Installing VarAlign (uses Conda)
# Download
$ git clone https://github.com/stuartmac/VarAlign.git
# Set up conda environment with all requirements
# You may need to add Bioconda channels:
$ conda config --add channels defaults
$ conda config --add channels bioconda
$ conda config --add channels conda-forge
$
$ cd VarAlign
$ conda env create -f environment.yml
$ source activate varalign-env-py3
# Install VarAlign
$ pip install .
# Run tests (some will probably fail, in particular ProIntVar isn't installed yet!)
$ python -m unittest discover tests
*requires ProIntVar and Arpeggio
Arpeggio needs to go in a seperate environment because it requires Python 2.
# Setup environment with arpeggio dependencies
$ conda create -n arpeggio python=2 pip numpy biopython openbabel
$ source activate arpeggio
# Get patched Arpeggio
# Remember to leave the VarAlign folder if you're following this in order!
$ git clone https://bitbucket.org/biomadeira/arpeggio
$ cd arpeggio
$ python arpeggio.py -h
Install and configure ProIntVar. (NB. ProIntVar requires Python 3.)
# Install ProIntVar (https://github.com/bartongroup/ProIntVar)
$ source activate varalign-env-py3
$ git clone https://github.com/bartongroup/ProIntVar.git
$ cd ProIntVar
# Patch ProIntVar and install
$ git apply /path/to/VarAlign/ProIntVar.patch
$ pip install .
# Configure ProIntVar
$ ProIntVar-config-setup prointvar_config.ini
# *** Edit the following values in prointvar_config.ini ***
# arpeggio_bin = /path/to/arpeggio/arpeggio.py
# python_exe = /path/to/anaconda/envs/arpeggio/bin/python
# python_path = /path/to/anaconda/envs/arpeggio/python/lib/site-packages/
$ ProIntVar-config-load prointvar_config.ini
# Check it works (rerun VarAlign tests)
# If you ran the tests earlier you may see a FileExists error for .../VarAlign/tests/tmp, delete this and try again.
$ cd path/to/VarAlign/
$ python -m unittest discover tests
VarAlign uses a configuration file to set key paths and parameters that need to be set before you run.

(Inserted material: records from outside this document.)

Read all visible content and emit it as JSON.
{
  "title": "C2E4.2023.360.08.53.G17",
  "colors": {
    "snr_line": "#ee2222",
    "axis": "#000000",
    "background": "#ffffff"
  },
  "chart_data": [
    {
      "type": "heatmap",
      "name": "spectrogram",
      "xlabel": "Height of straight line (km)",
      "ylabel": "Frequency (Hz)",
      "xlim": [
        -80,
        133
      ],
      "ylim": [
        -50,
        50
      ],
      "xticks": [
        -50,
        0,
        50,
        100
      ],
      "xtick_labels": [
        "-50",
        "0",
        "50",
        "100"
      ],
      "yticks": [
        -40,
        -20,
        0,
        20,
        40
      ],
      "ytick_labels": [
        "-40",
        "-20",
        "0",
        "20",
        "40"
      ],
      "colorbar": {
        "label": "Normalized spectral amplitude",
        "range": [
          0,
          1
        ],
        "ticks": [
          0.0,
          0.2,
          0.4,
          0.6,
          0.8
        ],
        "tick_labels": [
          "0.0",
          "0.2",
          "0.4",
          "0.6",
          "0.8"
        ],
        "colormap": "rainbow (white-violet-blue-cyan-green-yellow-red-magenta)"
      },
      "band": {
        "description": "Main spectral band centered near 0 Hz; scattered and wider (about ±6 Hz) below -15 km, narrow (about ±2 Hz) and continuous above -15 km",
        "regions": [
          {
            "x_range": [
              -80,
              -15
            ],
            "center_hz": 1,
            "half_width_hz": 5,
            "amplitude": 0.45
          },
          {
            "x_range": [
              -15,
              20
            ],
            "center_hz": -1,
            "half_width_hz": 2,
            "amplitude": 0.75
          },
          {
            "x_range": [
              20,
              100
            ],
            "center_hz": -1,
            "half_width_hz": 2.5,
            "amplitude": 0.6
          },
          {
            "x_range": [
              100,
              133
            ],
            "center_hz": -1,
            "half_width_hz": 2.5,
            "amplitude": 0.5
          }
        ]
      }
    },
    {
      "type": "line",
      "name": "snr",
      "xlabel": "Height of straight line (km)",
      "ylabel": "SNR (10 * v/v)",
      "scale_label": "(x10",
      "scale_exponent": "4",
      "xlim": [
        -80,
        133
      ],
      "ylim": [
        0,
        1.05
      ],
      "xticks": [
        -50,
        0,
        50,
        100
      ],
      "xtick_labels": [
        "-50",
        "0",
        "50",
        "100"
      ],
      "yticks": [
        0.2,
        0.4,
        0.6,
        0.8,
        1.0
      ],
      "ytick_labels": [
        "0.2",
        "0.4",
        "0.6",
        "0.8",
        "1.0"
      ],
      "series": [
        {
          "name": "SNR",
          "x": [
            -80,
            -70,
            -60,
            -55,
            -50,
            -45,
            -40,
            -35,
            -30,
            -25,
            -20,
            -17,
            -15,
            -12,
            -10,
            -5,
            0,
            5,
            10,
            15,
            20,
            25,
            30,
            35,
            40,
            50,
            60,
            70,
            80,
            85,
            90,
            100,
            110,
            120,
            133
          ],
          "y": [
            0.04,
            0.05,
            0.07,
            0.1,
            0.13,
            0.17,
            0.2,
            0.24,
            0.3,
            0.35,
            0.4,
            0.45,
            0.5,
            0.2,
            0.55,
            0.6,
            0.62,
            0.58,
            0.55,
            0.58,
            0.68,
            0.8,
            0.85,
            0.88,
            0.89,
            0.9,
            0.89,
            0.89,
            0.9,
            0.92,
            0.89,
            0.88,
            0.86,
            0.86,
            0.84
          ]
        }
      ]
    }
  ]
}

Priority is given to a config file that is present in the execution directory, letting you keep parameters beside results, but a global config file can also be used.
Setting up a config file in the working directory
$ cd /path/to/desired/working/dir/
# Get a copy of the template config file shipped with VarAlign
$ cp /path/to/VarAlign/varalign/config.txt ./
# Edit the settings as you require
# Testing that the new values are correctly loaded by VarAlign
$ python
>>> from varalign.config import defaults
>>> defaults.gnomad
'./sample_swissprot_PF00001.18_full.vcf.gz'
I recommend you download a Pfam alignment that has at least a few human sequences and then try:
varalign --species HUMAN <YOUR_ALIGNMENT>
AACon is bundled with VarAlign and needs java to run. Some nodes on our cluster are missing java so you may wish to install java-jdk in the conda environment.
I have gnomad downloaded under my homedir in .../NOBACK/resources/gnomad/, set this up in config.txt if you like.